Secondary effects

On July 31st, 1944, Saint-Exupery took off from the military base “Borgo-Poretta” in Corsica Island (France) on a mission of photographic recognition. He was supposed to take pictures of the coast of “Provenza” in order to prepare the landing of the allies’ troops.

But, while he was flying, Horst Rippert, a German Nazi pilot saw him and shot down his airplane, killing him. Years later, in 2008, in an interview, Horst explained what happened that day: “We were in the area of Toulon. It was a beautiful, sunny day. He was flying 10,000 feet higher than me. I saw his airplane and his tricolor flag and maneuvered to get on his tail and then shot him down. He got in my way and I fired, it was my duty. I didn’t see the pilot and even if I had, it would have been impossible for me to know that it was Saint-Exupery. I have hoped ever since that it wasn’t him,” —he said. “In our youth, at school, we had all read about him. We loved his books; in many of us they awakened the vocation to fly” —he also said. Finally, he ended the interview saying: “If I had known, I would not have opened fire. Not on him!” 
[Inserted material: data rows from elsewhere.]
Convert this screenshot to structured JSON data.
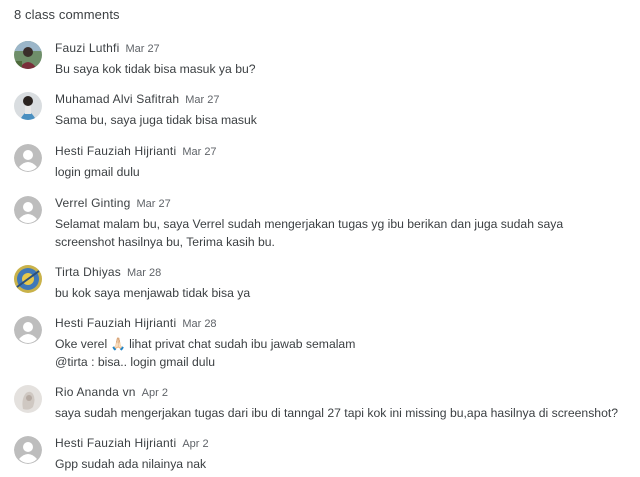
{
  "header": {
    "title": "8 class comments"
  },
  "comments": [
    {
      "author": "Fauzi Luthfi",
      "date": "Mar 27",
      "text": "Bu saya kok tidak bisa masuk ya bu?",
      "avatar": "photo-icon"
    },
    {
      "author": "Muhamad Alvi Safitrah",
      "date": "Mar 27",
      "text": "Sama bu, saya juga tidak bisa masuk",
      "avatar": "photo-icon"
    },
    {
      "author": "Hesti Fauziah Hijrianti",
      "date": "Mar 27",
      "text": "login gmail dulu",
      "avatar": "default-user-icon"
    },
    {
      "author": "Verrel Ginting",
      "date": "Mar 27",
      "text": "Selamat malam bu, saya Verrel sudah mengerjakan tugas yg ibu berikan dan juga sudah saya\nscreenshot hasilnya bu, Terima kasih bu.",
      "avatar": "default-user-icon"
    },
    {
      "author": "Tirta Dhiyas",
      "date": "Mar 28",
      "text": "bu kok saya menjawab tidak bisa ya",
      "avatar": "photo-icon"
    },
    {
      "author": "Hesti Fauziah Hijrianti",
      "date": "Mar 28",
      "text": "Oke verel 🙏🏻 lihat privat chat sudah ibu jawab semalam\n@tirta : bisa.. login gmail dulu",
      "avatar": "default-user-icon"
    },
    {
      "author": "Rio Ananda vn",
      "date": "Apr 2",
      "text": "saya sudah mengerjakan tugas dari ibu di tanngal 27 tapi kok ini missing bu,apa hasilnya di screenshot?",
      "avatar": "photo-icon"
    },
    {
      "author": "Hesti Fauziah Hijrianti",
      "date": "Apr 2",
      "text": "Gpp sudah ada nilainya nak",
      "avatar": "default-user-icon"
    }
  ]
}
“If I had known, I would not have done it…” It is a very common expression, isn’t it? Why? Because our actions always have a side effect. Sometimes (not always of course) that effect (or those effects, because they could be more than one) is/are bad. Many times, we do not consider it or them, we only consider the main effect of our actions and we do not consider the secondary effect/s of our actions. Many times, when we realize about it or them, it is too late.

The same thing happened to Judas. He first wanted money what are you willing to give me? —he asked. They gave him thirty pieces of silver. But, then when he realized what he did, it was too late: Then Judas, his betrayer, seeing that Jesus had been condemned, deeply regretted what he had done but, Jesus had already been condemned.

It is true that sometimes it is difficult to see some secondary effects. It is also true that we cannot think about all the consequences of our actions, otherwise, we would never act or we would fall into unending scrupulosity. However, it is also true that we can consider at least the immediate side effects, particularly those that can affect our closest neighbors.

But, looking at the secondary effects implies renouncing ourselves in order to care for others. Many times, our desire to do or to say something, etc. comes from our self-love and not from our charity. If we try to do everything out of charity rather than out of self-love, for sure, we would avoid many bad secondary effects. But, we do not consider those effects because of our self-love. Self-love focuses on me (my desires, my feelings, my wanting, my whims, etc.). On the contrary, charity focuses on God and His Will.